Марал была очень верной и преданной наперсницей, но иногда, как на пример сейчас, она меня просто выводила из себя своими ребусами и загадками, которые я чувствовала, были мне не по зубам.

Увидев, что я не шучу, девушка подошла ко мне совсем близко и будто опасаясь, что в этом безлюдном месте нас кто-нибудь может услышать, еле слышно произнесла:

— Госпожа, можете считать меня сумасшедшей, но я абсолютно уверена, что совсем недавно видела, как по этому коридору прошла Зейнаб ханым. Услышав мои шаги, она прижалась к одной из этих стен… и словно растворилась в воздухе…

— Зейнаб ханым? Ты уверена? — сон как рукой сняло, когда я вспомнила о той, что столько лет управляла этим дворцом и наверняка знала все его тайны.

Теперь уже и я, поддавшись настроению служанки, принялась ощупывать каждый камень надеясь найти мучащую нас разгадку, но, прошло много времени, послышалось пение муэдзина, призывающего с высокого минарета народ к утренней молитве, а мы так и не смогли продвинуться в наших поисках ни на шаг.

Вдалеке послышались голоса слуг.
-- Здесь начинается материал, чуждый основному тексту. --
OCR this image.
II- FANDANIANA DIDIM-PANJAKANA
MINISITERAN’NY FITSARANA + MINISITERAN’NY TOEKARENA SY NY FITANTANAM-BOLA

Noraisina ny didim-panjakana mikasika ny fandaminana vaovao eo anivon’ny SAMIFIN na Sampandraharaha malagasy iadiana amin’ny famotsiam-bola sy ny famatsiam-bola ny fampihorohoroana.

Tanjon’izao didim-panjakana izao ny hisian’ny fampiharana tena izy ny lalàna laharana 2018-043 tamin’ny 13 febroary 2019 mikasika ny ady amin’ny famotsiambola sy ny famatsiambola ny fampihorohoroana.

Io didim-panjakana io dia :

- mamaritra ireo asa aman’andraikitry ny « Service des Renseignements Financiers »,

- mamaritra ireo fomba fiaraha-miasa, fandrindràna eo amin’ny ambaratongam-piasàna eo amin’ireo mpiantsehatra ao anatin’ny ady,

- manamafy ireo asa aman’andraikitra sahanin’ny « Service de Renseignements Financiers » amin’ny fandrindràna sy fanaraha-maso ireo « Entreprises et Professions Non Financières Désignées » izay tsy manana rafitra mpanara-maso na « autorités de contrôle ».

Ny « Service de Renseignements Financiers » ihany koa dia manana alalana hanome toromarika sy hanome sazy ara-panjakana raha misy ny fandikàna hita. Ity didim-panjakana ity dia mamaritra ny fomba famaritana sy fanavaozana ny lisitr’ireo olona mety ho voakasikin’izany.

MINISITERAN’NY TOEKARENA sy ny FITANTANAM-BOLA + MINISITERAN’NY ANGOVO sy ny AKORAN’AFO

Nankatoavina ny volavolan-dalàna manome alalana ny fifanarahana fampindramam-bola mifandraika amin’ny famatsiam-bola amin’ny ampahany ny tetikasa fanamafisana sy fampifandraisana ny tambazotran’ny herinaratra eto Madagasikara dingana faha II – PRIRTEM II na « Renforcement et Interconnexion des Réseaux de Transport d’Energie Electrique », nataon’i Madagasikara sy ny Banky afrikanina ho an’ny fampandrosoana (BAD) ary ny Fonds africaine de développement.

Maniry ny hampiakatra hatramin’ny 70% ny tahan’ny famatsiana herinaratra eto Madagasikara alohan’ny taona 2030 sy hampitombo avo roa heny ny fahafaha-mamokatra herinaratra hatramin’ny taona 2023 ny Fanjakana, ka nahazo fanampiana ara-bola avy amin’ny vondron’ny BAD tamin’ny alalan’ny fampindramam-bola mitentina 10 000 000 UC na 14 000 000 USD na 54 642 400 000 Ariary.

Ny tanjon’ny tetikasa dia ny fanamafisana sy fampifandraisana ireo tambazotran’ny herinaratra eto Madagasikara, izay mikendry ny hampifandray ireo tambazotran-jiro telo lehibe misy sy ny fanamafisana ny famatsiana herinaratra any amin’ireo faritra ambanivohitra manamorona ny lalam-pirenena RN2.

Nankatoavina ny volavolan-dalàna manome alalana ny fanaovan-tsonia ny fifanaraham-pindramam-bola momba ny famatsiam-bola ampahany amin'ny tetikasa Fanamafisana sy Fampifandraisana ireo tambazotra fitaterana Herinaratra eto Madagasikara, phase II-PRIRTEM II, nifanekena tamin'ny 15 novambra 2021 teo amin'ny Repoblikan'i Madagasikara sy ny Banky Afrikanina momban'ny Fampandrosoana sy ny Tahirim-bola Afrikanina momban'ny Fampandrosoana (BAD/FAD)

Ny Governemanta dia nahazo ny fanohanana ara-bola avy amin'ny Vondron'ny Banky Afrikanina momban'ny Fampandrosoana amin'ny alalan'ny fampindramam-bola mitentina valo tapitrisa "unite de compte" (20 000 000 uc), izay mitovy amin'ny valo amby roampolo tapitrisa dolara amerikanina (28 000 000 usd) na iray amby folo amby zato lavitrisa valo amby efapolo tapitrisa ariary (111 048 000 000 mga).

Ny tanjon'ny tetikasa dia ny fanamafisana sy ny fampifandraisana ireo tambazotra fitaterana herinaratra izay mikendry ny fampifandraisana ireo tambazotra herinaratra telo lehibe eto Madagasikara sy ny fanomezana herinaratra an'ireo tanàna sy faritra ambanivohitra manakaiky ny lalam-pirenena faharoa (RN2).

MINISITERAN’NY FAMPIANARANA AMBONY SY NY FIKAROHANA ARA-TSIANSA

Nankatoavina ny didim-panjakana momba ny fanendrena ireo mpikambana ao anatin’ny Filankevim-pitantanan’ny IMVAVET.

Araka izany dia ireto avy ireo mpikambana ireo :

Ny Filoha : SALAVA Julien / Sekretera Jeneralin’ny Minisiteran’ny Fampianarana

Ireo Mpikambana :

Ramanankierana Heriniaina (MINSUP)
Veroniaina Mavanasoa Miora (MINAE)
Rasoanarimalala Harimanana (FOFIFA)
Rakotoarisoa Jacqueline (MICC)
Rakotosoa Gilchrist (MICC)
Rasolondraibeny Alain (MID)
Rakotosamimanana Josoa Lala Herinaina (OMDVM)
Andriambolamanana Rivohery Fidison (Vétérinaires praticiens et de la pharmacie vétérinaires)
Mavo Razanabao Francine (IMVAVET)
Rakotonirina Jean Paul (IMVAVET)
Не желая быть застигнутыми здесь в столь ранний час, да еще и в таком виде, мы, вместе с Марал поспешили обратно, твердо вознамерившись вернуться уже следующей ночью. Однако ни в ту ночь, ни в последующую за ней, нам так и не удалось найти ни единого подтверждения словам служанки.

Тем временем обстановка в ханстве накалялась день ото дня. Почти ежечасно поступали депеши с разных уголков государства, в которых говорилось о волнениях на соседствующей с Персией границе.

Как цепные псы, сторонники Джабира, словно получившие долгожданную команду "фас" поднимали головы и оказывали активное сопротивление ханским войскам, пытающимся подавить мятеж и стабилизировать ситуацию в государстве. Им было наплевать, что в результате их атак страдают в первую очередь мирные жители. Чтобы расчистить себе путь, мятежники сжигали целые деревеньки, ничуть не интересуясь судьбой несчастных, кого оставили без родителей и детей, без крова и средств к существованию.

Жизнь в гареме застыла. Прожив относительно спокойный день, мы все молились лишь о том, чтобы Всевышний позволил нам дожить до следующего, и потому, когда десять суток спустя мы получили ответ от всесильного османского визиря, то возрадовались все. В своем письме Ибрагим-паша сообщал, что выбрал для княжны Фарах подходящего мужа, который в ближайшие дни приедет в Гызылдаг просить ее руки.